For example, “Self-Portrait with Vanitas Symbols” (1651) by David Bailly (1584-1657) shows gold coins, a pearl necklace and other precious items on a table, representing wealth. There is also a pipe, musical instruments, books and sculptures, symbolizing sensuous pleasure and culture. All of these will become worthless with death, which is represented by the skull. Finally, the extinguished candle, withering flowers and soap bubbles hovering above them symbolize the transience of human life.

In Champaigne’s simple vanitas still life, there are no items representative of worldly values - except for a single tulip. It is possible that the artist, who must have known about tulip mania, felt that the tulip would be enough to represent wealth, culture, sensuous pleasure and vanity.

Is the tulip bubble just an event that occurred in a distant country long ago? No. Korea has seen controversy in recent years over whether there are bubbles in the property market. Unlike tulips, houses and land are basically necessities, so the increase in their prices cannot simply be explained by an increase in demand from speculation and bubbles. However, a recent report by Nomura Securities warns that Korea’s economic situation is similar to that of Japan in the 1980s, when real estate bubbles formed in that country.

In the 1980s, Japan’s interest rates had remained low, but property prices had been rising steadily since 1955. This led Japanese people to secure loans from banks and other financial institutions to purchase property, based on the firm belief that real estate prices would continue to rise. As a result, the average land price in Japan’s six major cities including Tokyo surged 3.7 times.

Then Japan’s central bank raised its key rate to curb the real estate bubbles. Finally, Japanese debtors, battered by the heavy interest rates, resold their homes and other properties, bringing about a 60 percent drop in housing prices between 1991 and 2000. That caused Japan to sink into the 10-year economic slump that is now referred to as the “lost decade.”
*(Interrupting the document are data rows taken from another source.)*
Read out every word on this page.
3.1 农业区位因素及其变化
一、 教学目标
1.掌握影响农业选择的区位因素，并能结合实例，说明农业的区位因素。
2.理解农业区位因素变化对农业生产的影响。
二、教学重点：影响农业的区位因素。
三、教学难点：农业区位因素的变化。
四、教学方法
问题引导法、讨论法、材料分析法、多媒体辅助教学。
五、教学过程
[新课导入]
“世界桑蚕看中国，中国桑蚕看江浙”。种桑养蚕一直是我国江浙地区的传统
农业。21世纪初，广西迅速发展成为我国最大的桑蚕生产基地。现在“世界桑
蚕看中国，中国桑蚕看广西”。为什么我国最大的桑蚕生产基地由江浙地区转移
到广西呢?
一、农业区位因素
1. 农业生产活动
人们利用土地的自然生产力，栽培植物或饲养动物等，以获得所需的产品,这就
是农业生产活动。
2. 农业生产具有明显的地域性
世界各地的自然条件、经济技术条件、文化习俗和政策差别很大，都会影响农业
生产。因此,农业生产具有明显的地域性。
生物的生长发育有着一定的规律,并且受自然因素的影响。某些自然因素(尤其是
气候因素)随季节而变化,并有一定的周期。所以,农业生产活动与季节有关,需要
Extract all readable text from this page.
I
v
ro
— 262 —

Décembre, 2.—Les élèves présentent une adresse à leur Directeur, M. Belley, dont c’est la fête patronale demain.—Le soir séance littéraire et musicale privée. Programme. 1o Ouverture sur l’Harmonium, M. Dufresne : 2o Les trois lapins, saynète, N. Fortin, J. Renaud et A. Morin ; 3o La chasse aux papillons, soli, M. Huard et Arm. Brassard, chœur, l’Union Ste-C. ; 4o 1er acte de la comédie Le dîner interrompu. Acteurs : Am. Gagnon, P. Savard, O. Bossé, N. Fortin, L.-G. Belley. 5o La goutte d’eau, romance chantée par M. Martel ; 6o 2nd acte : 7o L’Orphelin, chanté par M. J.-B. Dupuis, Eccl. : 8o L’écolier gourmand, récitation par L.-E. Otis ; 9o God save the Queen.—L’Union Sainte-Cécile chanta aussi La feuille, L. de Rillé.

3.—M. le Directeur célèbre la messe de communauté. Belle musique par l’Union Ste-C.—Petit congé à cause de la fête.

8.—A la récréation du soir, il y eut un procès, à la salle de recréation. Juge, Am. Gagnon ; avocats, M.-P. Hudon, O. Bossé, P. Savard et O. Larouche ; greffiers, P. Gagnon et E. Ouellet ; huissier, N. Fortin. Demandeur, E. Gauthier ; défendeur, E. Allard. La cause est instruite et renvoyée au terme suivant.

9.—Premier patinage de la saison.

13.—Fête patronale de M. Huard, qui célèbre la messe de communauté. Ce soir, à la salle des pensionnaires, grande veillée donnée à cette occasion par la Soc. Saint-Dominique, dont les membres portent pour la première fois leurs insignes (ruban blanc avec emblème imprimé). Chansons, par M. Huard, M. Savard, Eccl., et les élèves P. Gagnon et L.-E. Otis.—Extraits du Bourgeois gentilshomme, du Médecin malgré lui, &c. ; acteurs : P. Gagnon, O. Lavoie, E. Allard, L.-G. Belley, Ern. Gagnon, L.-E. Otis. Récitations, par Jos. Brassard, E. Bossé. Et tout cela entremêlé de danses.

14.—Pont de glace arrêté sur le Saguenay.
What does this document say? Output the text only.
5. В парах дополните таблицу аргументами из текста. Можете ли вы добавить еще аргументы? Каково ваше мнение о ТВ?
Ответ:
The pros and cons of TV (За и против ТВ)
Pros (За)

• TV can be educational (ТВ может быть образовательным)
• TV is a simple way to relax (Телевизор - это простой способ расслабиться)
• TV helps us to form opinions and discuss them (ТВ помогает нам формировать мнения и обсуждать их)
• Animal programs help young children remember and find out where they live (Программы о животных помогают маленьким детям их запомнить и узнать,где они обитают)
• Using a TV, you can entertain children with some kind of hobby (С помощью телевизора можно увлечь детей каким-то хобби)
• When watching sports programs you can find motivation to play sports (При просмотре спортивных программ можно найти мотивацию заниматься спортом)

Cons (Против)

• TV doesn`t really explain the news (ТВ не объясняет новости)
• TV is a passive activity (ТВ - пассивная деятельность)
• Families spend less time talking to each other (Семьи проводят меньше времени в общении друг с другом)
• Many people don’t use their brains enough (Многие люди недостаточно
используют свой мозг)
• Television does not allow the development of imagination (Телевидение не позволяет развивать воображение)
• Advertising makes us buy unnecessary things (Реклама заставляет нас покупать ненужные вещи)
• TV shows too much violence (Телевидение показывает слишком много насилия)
Korea’s household debt reached its highest point at the end of last year, according to the Bank of Korea. And the financial watchdog has already tightened regulations on banks’ mortgage lending. But although not every aspect of Korea’s rising housing prices resembles Japan’s bubble, we’d better not neglect the warning signs. We would do well to heed the lessons from the skull and the tulip in Champaigne’s painting.